Des produits chimiques dangereux ont été retrouvés dans la station de pompage abandonnée du Pont neuf à Vire-Normandie. L'usine a été fermée en 2014 mais laissée comme telle, sans nettoyage ni dépollution. La mairie et la préfecture se veulent rassurants mais sous-évalueraient les risques.
Sacs de sulfate d'aluminium, pastilles de phénol, bidons de détergent surpuissant : de nombreux produits chimiques gisent à même le sol dans l'ancienne station de traitement d'eau du Pont neuf à Vire-Normandie. L'ex-station de pompage a alimenté le bassin virois en eau potable durant près de 50 ans. Remplacée par un établissement neuf en 2011, mise hors-service en 2014, elle a été abandonnée en l'état. Pas de rangement, ni de nettoyage, ni de dépollution du site n'a été effectué. Aujourd'hui, le bâtiment est d'une grande insalubrité, et des questions se posent sur la dangerosité des produits laissés sur place.
Normalement, le site aurait dû être dépollué. Les techniciens de l'époque n'ont pas fait ce qu'ils auraient dû faire normalement quand on ferme un site industriel comme celui-ci. Evidemment que c'est une préoccupation. Il y a des produits qui peuvent se mélanger et un cours d'eau juste à côté.
Jugée urgente, la dépollution du site devrait débuter dans les prochaines semaines, pour un coût estimé à plusieurs centaines de milliers d'euros. L'alerte quant à ce lieu potentiellement dangereux a été lancé par Serge Couasnon, conseiller municipal d'opposition. En septembre, l'ancienne usine était accessible, il a pu se promener à l'intérieur et y découvrir de nombreux produits potentiellement dangereux. "Il y en a qui provoquent des graves lésions occulaires, des irritations ou des brûlures de la peau. Il y a des plaquettes de produits à base de phénol, de cyanure".
Cyanure ou acide cyanurique ?
Cyanure, le mot peut effrayer. Mais en fait, il s'agit d'acide cyanurique explique la Préfecture. Selon Pierre-Emmanuel Simon, sous-préfet de Vire, les produits incriminés ont été identifiés par des professionnels comme étant "des pastilles qui permettent de vérifier le traitement des eaux. Selon le représentant de l'Etat, cela équivaut aux pastilles que l'on met dans une piscine pour vérifier la qualité de l'eau". Sur ce point, le sous-préfet a raison. Les cachets d'acide cyanurique servent à stabiliser la quantité de chlore dans l'eau. Il ne s'agit pas du cyanure dangereux assimilé à du poison. En cas d'ingestion d'acide cyanurique, le corps humain le rejette à plus de 98% dans l'urine et, au plus tard, 24 heures après ingestion. Pour ce qui est du cyanure, sa durée de vie dans l'air est de moins de deux ans, et dans l'eau, de moins de 15 jours, mais sa présence dans l'usine abandonnée n'a pas été prouvée.
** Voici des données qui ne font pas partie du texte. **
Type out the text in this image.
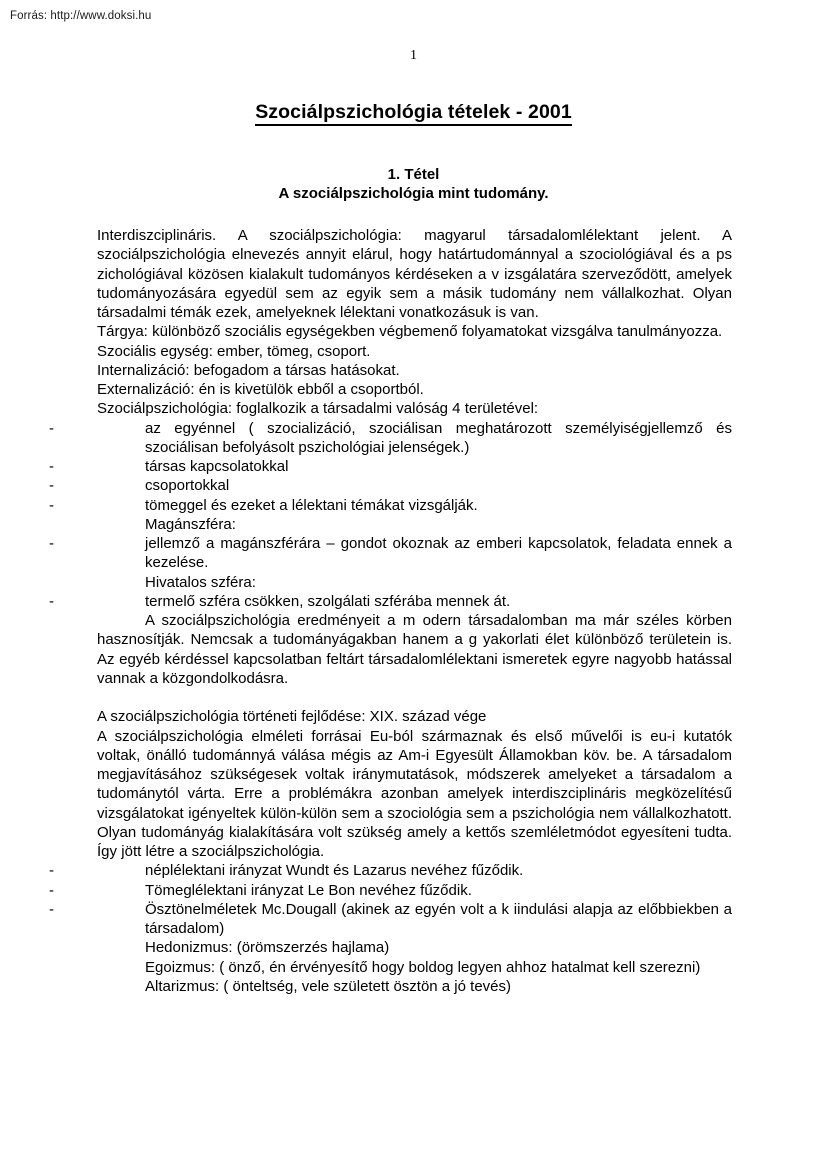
Forrás: http://www.doksi.hu
1
Szociálpszichológia tételek - 2001
1. Tétel
A szociálpszichológia mint tudomány.

Interdiszciplináris. A szociálpszichológia: magyarul társadalomlélektant jelent. A szociálpszichológia elnevezés annyit elárul, hogy határtudománnyal a szociológiával és a ps zichológiával közösen kialakult tudományos kérdéseken a v izsgálatára szerveződött, amelyek tudományozására egyedül sem az egyik sem a másik tudomány nem vállalkozhat. Olyan társadalmi témák ezek, amelyeknek lélektani vonatkozásuk is van.

Tárgya: különböző szociális egységekben végbemenő folyamatokat vizsgálva tanulmányozza.

Szociális egység: ember, tömeg, csoport.

Internalizáció: befogadom a társas hatásokat.

Externalizáció: én is kivetülök ebből a csoportból.

Szociálpszichológia: foglalkozik a társadalmi valóság 4 területével:

-	az egyénnel ( szocializáció, szociálisan meghatározott személyiségjellemző és szociálisan befolyásolt pszichológiai jelenségek.)

-	társas kapcsolatokkal

-	csoportokkal

-	tömeggel és ezeket a lélektani témákat vizsgálják.

Magánszféra:

-	jellemző a magánszférára – gondot okoznak az emberi kapcsolatok, feladata ennek a kezelése.

Hivatalos szféra:

-	termelő szféra csökken, szolgálati szférába mennek át.

A szociálpszichológia eredményeit a m odern társadalomban ma már széles körben hasznosítják. Nemcsak a tudományágakban hanem a g yakorlati élet különböző területein is. Az egyéb kérdéssel kapcsolatban feltárt társadalomlélektani ismeretek egyre nagyobb hatással vannak a közgondolkodásra.

A szociálpszichológia történeti fejlődése: XIX. század vége

A szociálpszichológia elméleti forrásai Eu-ból származnak és első művelői is eu-i kutatók voltak, önálló tudománnyá válása mégis az Am-i Egyesült Államokban köv. be. A társadalom megjavításához szükségesek voltak iránymutatások, módszerek amelyeket a társadalom a tudománytól várta. Erre a problémákra azonban amelyek interdiszciplináris megközelítésű vizsgálatokat igényeltek külön-külön sem a szociológia sem a pszichológia nem vállalkozhatott. Olyan tudományág kialakítására volt szükség amely a kettős szemléletmódot egyesíteni tudta. Így jött létre a szociálpszichológia.

-	néplélektani irányzat Wundt és Lazarus nevéhez fűződik.

-	Tömeglélektani irányzat Le Bon nevéhez fűződik.

-	Ösztönelméletek Mc.Dougall (akinek az egyén volt a k iindulási alapja az előbbiekben a társadalom)

Hedonizmus: (örömszerzés hajlama)

Egoizmus: ( önző, én érvényesítő hogy boldog legyen ahhoz hatalmat kell szerezni)

Altarizmus: ( önteltség, vele született ösztön a jó tevés)
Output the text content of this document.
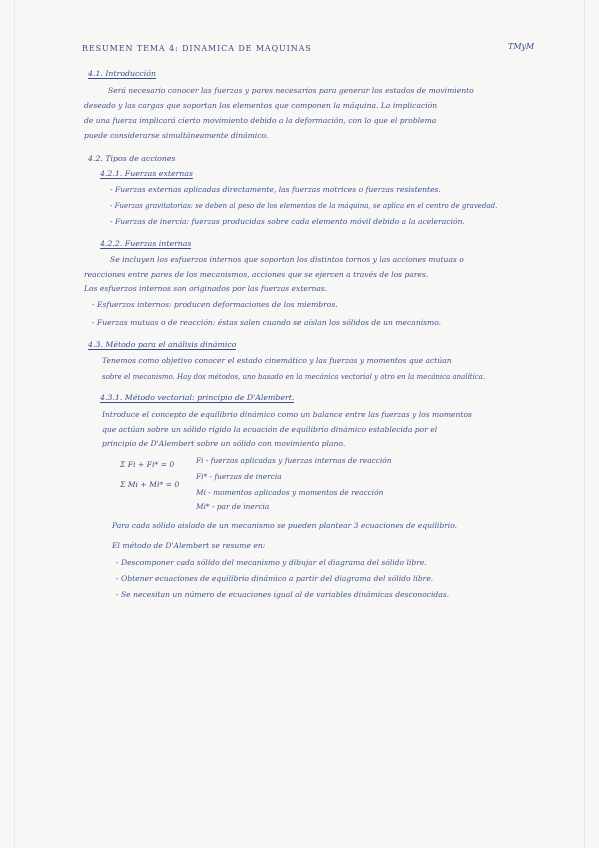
RESUMEN TEMA 4: DINÁMICA DE MÁQUINAS	TMyM
4.1. Introducción
Será necesario conocer las fuerzas y pares necesarios para generar los estados de movimiento
deseado y las cargas que soportan los elementos que componen la máquina. La implicación
de una fuerza implicará cierto movimiento debido a la deformación, con lo que el problema
puede considerarse simultáneamente dinámico.
4.2. Tipos de acciones
4.2.1. Fuerzas externas
- Fuerzas externas aplicadas directamente, las fuerzas motrices o fuerzas resistentes.
- Fuerzas gravitatorias: se deben al peso de los elementos de la máquina, se aplica en el centro de gravedad.
- Fuerzas de inercia: fuerzas producidas sobre cada elemento móvil debido a la aceleración.
4.2.2. Fuerzas internas
Se incluyen los esfuerzos internos que soportan los distintos tornos y las acciones mutuas o
reacciones entre pares de los mecanismos, acciones que se ejercen a través de los pares.
Los esfuerzos internos son originados por las fuerzas externas.
- Esfuerzos internos: producen deformaciones de los miembros.
- Fuerzas mutuas o de reacción: éstas salen cuando se aíslan los sólidos de un mecanismo.
4.3. Método para el análisis dinámico
Tenemos como objetivo conocer el estado cinemático y las fuerzas y momentos que actúan
sobre el mecanismo. Hay dos métodos, uno basado en la mecánica vectorial y otro en la mecánica analítica.
4.3.1. Método vectorial: principio de D'Alembert.
Introduce el concepto de equilibrio dinámico como un balance entre las fuerzas y los momentos
que actúan sobre un sólido rígido la ecuación de equilibrio dinámico establecida por el
principio de D'Alembert sobre un sólido con movimiento plano.
Σ Fi + Fi* = 0
Σ Mi + Mi* = 0
Fi - fuerzas aplicadas y fuerzas internas de reacción
Fi* - fuerzas de inercia
Mi - momentos aplicados y momentos de reacción
Mi* - par de inercia
Para cada sólido aislado de un mecanismo se pueden plantear 3 ecuaciones de equilibrio.
El método de D'Alembert se resume en:
- Descomponer cada sólido del mecanismo y dibujar el diagrama del sólido libre.
- Obtener ecuaciones de equilibrio dinámico a partir del diagrama del sólido libre.
- Se necesitan un número de ecuaciones igual al de variables dinámicas desconocidas.
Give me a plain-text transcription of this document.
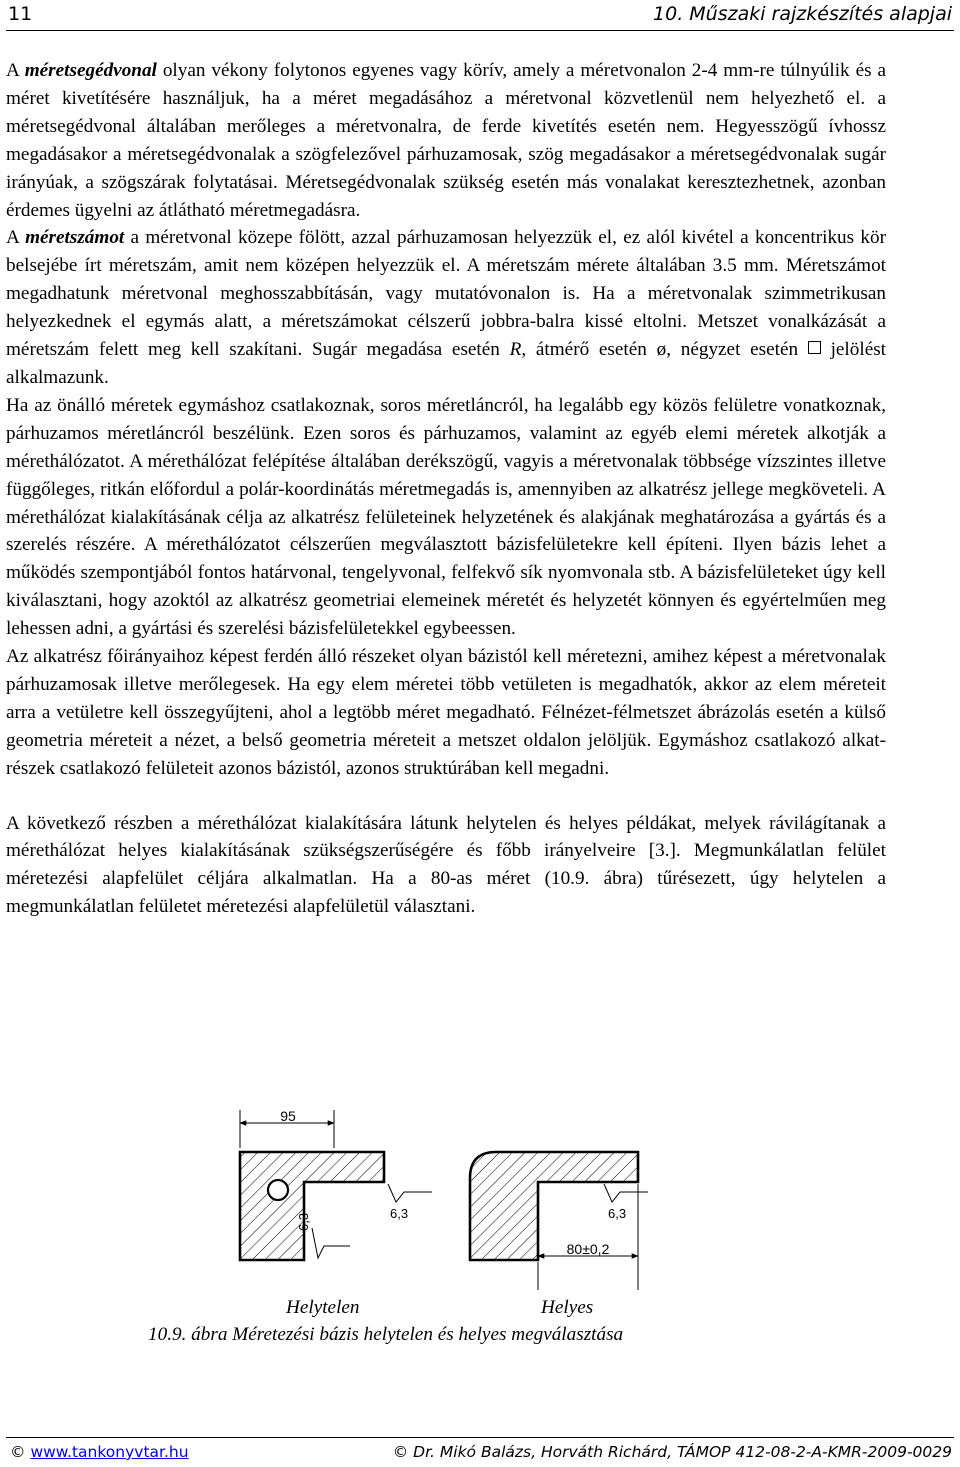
11	10. Műszaki rajzkészítés alapjai

A méretsegédvonal olyan vékony folytonos egyenes vagy körív, amely a méretvonalon 2-4 mm-re túlnyúlik és a méret kivetítésére használjuk, ha a méret megadásához a méretvonal közvetlenül nem helyezhető el. a méretsegédvonal általában merőleges a méretvonalra, de ferde kivetítés esetén nem. Hegyesszögű ívhossz megadásakor a méretsegédvonalak a szögfelezővel párhuzamosak, szög megadásakor a méretsegédvonalak sugár irányúak, a szögszárak folytatásai. Méretsegédvonalak szükség esetén más vonalakat keresztezhetnek, azonban érdemes ügyelni az átlátható méretmegadásra.

A méretszámot a méretvonal közepe fölött, azzal párhuzamosan helyezzük el, ez alól kivétel a koncentrikus kör belsejébe írt méretszám, amit nem középen helyezzük el. A méretszám mérete általában 3.5 mm. Méretszámot megadhatunk méretvonal meghosszabbításán, vagy mutatóvonalon is. Ha a méretvonalak szimmetrikusan helyezkednek el egymás alatt, a méretszámokat célszerű jobbra-balra kissé eltolni. Metszet vonalkázását a méretszám felett meg kell szakítani. Sugár megadása esetén R, átmérő esetén ø, négyzet esetén  jelölést alkalmazunk.

Ha az önálló méretek egymáshoz csatlakoznak, soros méretláncról, ha legalább egy közös felületre vonatkoznak, párhuzamos méretláncról beszélünk. Ezen soros és párhuzamos, valamint az egyéb elemi méretek alkotják a mérethálózatot. A mérethálózat felépítése általában derékszögű, vagyis a méretvonalak többsége vízszintes illetve függőleges, ritkán előfordul a polár-koordinátás méretmegadás is, amennyiben az alkatrész jellege megköveteli. A mérethálózat kialakításának célja az alkatrész felületeinek helyzetének és alakjának meghatározása a gyártás és a szerelés részére. A mérethálózatot célszerűen megválasztott bázisfelületekre kell építeni. Ilyen bázis lehet a működés szempontjából fontos határvonal, tengelyvonal, felfekvő sík nyomvonala stb. A bázisfelületeket úgy kell kiválasztani, hogy azoktól az alkatrész geometriai elemeinek méretét és helyzetét könnyen és egyértelműen meg lehessen adni, a gyártási és szerelési bázisfelületekkel egybeessen.

Az alkatrész főirányaihoz képest ferdén álló részeket olyan bázistól kell méretezni, amihez képest a méretvonalak párhuzamosak illetve merőlegesek. Ha egy elem méretei több vetületen is megadhatók, akkor az elem méreteit arra a vetületre kell összegyűjteni, ahol a legtöbb méret megadható. Félnézet-félmetszet ábrázolás esetén a külső geometria méreteit a nézet, a belső geometria méreteit a metszet oldalon jelöljük. Egymáshoz csatlakozó alkatrészek csatlakozó felületeit azonos bázistól, azonos struktúrában kell megadni.

A következő részben a mérethálózat kialakítására látunk helytelen és helyes példákat, melyek rávilágítanak a mérethálózat helyes kialakításának szükségszerűségére és főbb irányelveire [3.]. Megmunkálatlan felület méretezési alapfelület céljára alkalmatlan. Ha a 80-as méret (10.9. ábra) tűrésezett, úgy helytelen a megmunkálatlan felületet méretezési alapfelületül választani.

95
6,3	6,3
80±0,2
6,3
Helytelen	Helyes
10.9. ábra Méretezési bázis helytelen és helyes megválasztása
© www.tankonyvtar.hu	© Dr. Mikó Balázs, Horváth Richárd, TÁMOP 412-08-2-A-KMR-2009-0029
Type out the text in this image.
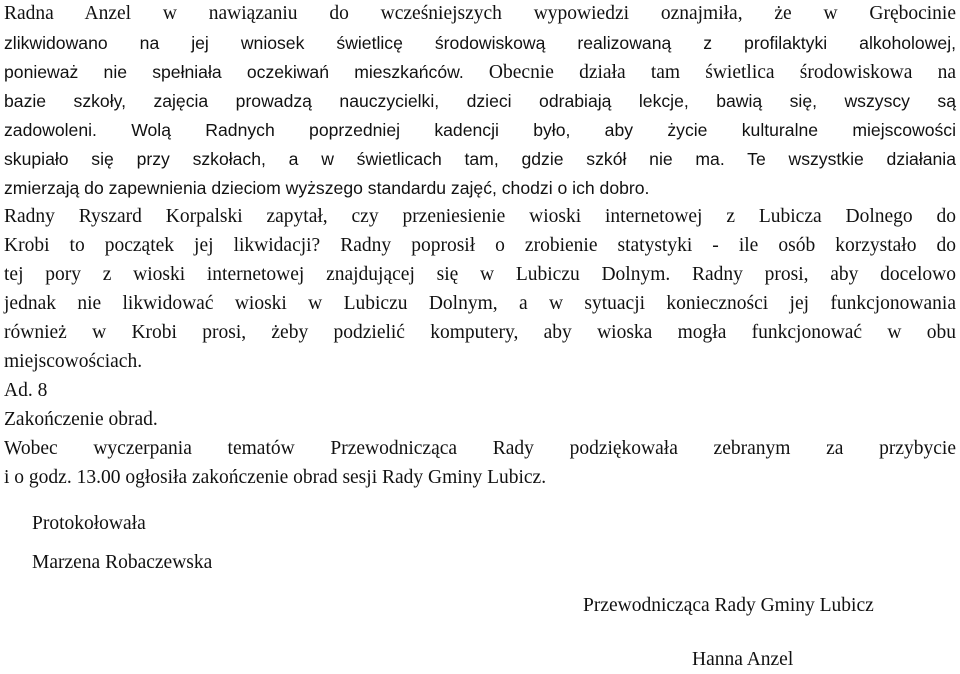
Radna Anzel w nawiązaniu do wcześniejszych wypowiedzi oznajmiła, że w Grębocinie
zlikwidowano na jej wniosek świetlicę środowiskową realizowaną z profilaktyki alkoholowej,
ponieważ nie spełniała oczekiwań mieszkańców. Obecnie działa tam świetlica środowiskowa na
bazie szkoły, zajęcia prowadzą nauczycielki, dzieci odrabiają lekcje, bawią się, wszyscy są
zadowoleni. Wolą Radnych poprzedniej kadencji było, aby życie kulturalne miejscowości
skupiało się przy szkołach, a w świetlicach tam, gdzie szkół nie ma. Te wszystkie działania
zmierzają do zapewnienia dzieciom wyższego standardu zajęć, chodzi o ich dobro.
Radny Ryszard Korpalski zapytał, czy przeniesienie wioski internetowej z Lubicza Dolnego do
Krobi to początek jej likwidacji? Radny poprosił o zrobienie statystyki - ile osób korzystało do
tej pory z wioski internetowej znajdującej się w Lubiczu Dolnym. Radny prosi, aby docelowo
jednak nie likwidować wioski w Lubiczu Dolnym, a w sytuacji konieczności jej funkcjonowania
również w Krobi prosi, żeby podzielić komputery, aby wioska mogła funkcjonować w obu
miejscowościach.
Ad. 8
Zakończenie obrad.
Wobec wyczerpania tematów Przewodnicząca Rady podziękowała zebranym za przybycie
i o godz. 13.00 ogłosiła zakończenie obrad sesji Rady Gminy Lubicz.
Protokołowała
Marzena Robaczewska
Przewodnicząca Rady Gminy Lubicz
Hanna Anzel
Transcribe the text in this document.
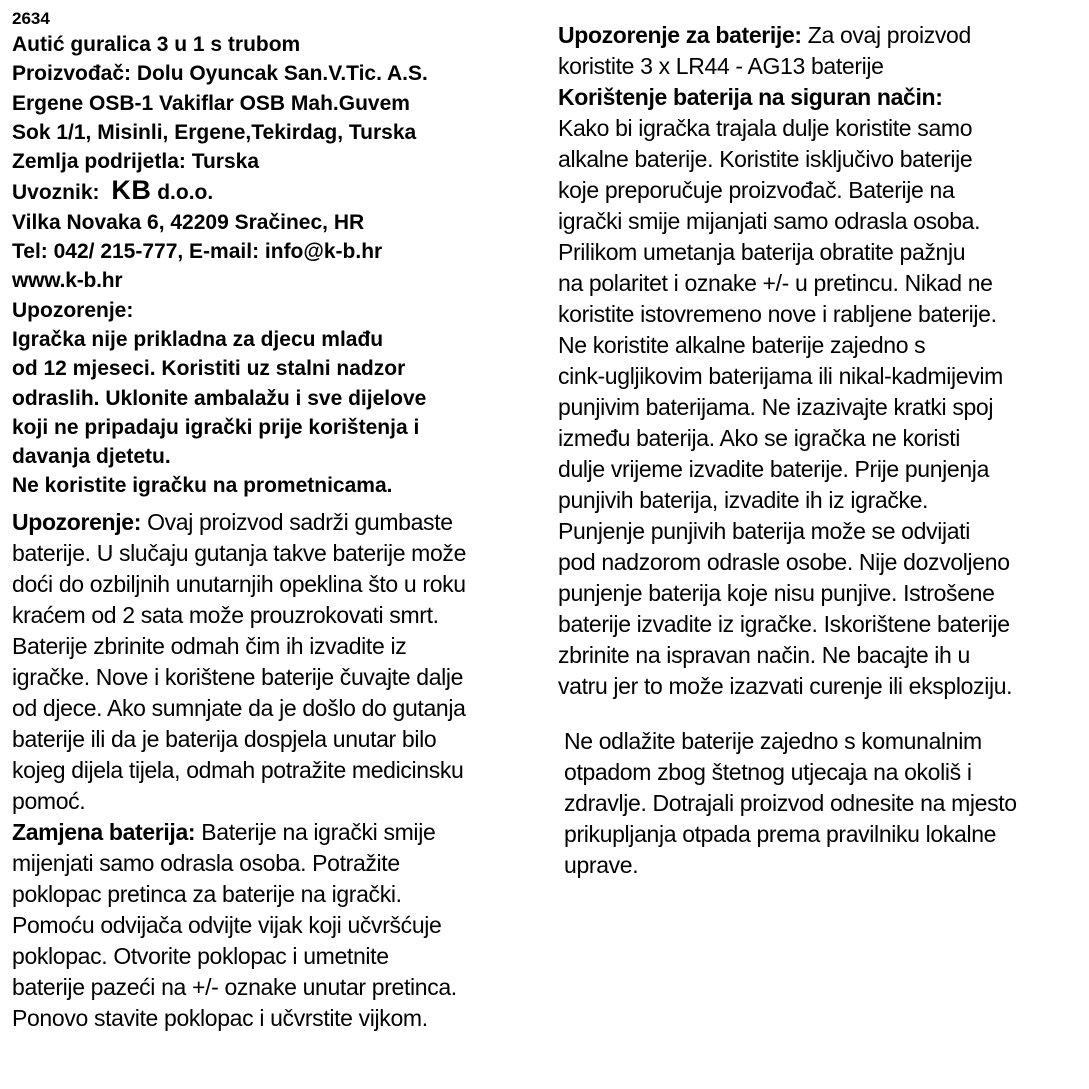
2634
Autić guralica 3 u 1 s trubom
Proizvođač: Dolu Oyuncak San.V.Tic. A.S.
Ergene OSB-1 Vakiflar OSB Mah.Guvem
Sok 1/1, Misinli, Ergene,Tekirdag, Turska
Zemlja podrijetla: Turska
Uvoznik: KB d.o.o.
Vilka Novaka 6, 42209 Sračinec, HR
Tel: 042/ 215-777, E-mail: info@k-b.hr
www.k-b.hr
Upozorenje:
Igračka nije prikladna za djecu mlađu
od 12 mjeseci. Koristiti uz stalni nadzor
odraslih. Uklonite ambalažu i sve dijelove
koji ne pripadaju igrački prije korištenja i
davanja djetetu.
Ne koristite igračku na prometnicama.
Upozorenje: Ovaj proizvod sadrži gumbaste
baterije. U slučaju gutanja takve baterije može
doći do ozbiljnih unutarnjih opeklina što u roku
kraćem od 2 sata može prouzrokovati smrt.
Baterije zbrinite odmah čim ih izvadite iz
igračke. Nove i korištene baterije čuvajte dalje
od djece. Ako sumnjate da je došlo do gutanja
baterije ili da je baterija dospjela unutar bilo
kojeg dijela tijela, odmah potražite medicinsku
pomoć.
Zamjena baterija: Baterije na igrački smije
mijenjati samo odrasla osoba. Potražite
poklopac pretinca za baterije na igrački.
Pomoću odvijača odvijte vijak koji učvršćuje
poklopac. Otvorite poklopac i umetnite
baterije pazeći na +/- oznake unutar pretinca.
Ponovo stavite poklopac i učvrstite vijkom.
Upozorenje za baterije: Za ovaj proizvod
koristite 3 x LR44 - AG13 baterije
Korištenje baterija na siguran način:
Kako bi igračka trajala dulje koristite samo
alkalne baterije. Koristite isključivo baterije
koje preporučuje proizvođač. Baterije na
igrački smije mijanjati samo odrasla osoba.
Prilikom umetanja baterija obratite pažnju
na polaritet i oznake +/- u pretincu. Nikad ne
koristite istovremeno nove i rabljene baterije.
Ne koristite alkalne baterije zajedno s
cink-ugljikovim baterijama ili nikal-kadmijevim
punjivim baterijama. Ne izazivajte kratki spoj
između baterija. Ako se igračka ne koristi
dulje vrijeme izvadite baterije. Prije punjenja
punjivih baterija, izvadite ih iz igračke.
Punjenje punjivih baterija može se odvijati
pod nadzorom odrasle osobe. Nije dozvoljeno
punjenje baterija koje nisu punjive. Istrošene
baterije izvadite iz igračke. Iskorištene baterije
zbrinite na ispravan način. Ne bacajte ih u
vatru jer to može izazvati curenje ili eksploziju.
Ne odlažite baterije zajedno s komunalnim
otpadom zbog štetnog utjecaja na okoliš i
zdravlje. Dotrajali proizvod odnesite na mjesto
prikupljanja otpada prema pravilniku lokalne
uprave.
Le phénol, hautement toxique
En revanche, les sacs de sulfate d'aluminium et les pastilles de phénol sont, eux, très dangereux.
Le phénol est un produit extrêmement caustique, très corrosif et cancérigène qu'on n'a même plus le droit d'utiliser en laboratoire de recherche. C'est un produit très, très dangereux qui ne devrait pas se trouver là. Un acte malveillant, quelqu'un qui ouvre ces pastilles et qui les met dans la rivière à côté, ça donne une catastrophe écologique parce que le phénol est terriblement toxique. Pour un enfant qui vient jouer et qui considère que ce sont des bonbons, c'est tout simplement mortel.
A qui la faute ?
L'important à l'heure actuelle, c'est que le site a été rendu inaccessible par les services communaux. Pour autant, il a été laissé ouvert à tous pendant près de huit ans, régulièrement visité par des amateurs d'urbex (pratique consistant à visiter des lieux construits et abandonnés par l'homme), et parfois squatté par des marginaux. Heureusement, aucun incident majeur ayant pour théâtre l'ancienne station de traitement d'eau n'a été recensé. Reste à établir la ou les fautes dans cette affaire où la mairie et la préfecture se renvoient la balle. Il se pourrait aussi que l'ancien exploitant du site n'ait pas souscrit à ses obligations. Pour rappel, l'abandon de déchets est un délit passable de deux ans d'emprisonnement et de 75 000 euros d'amende.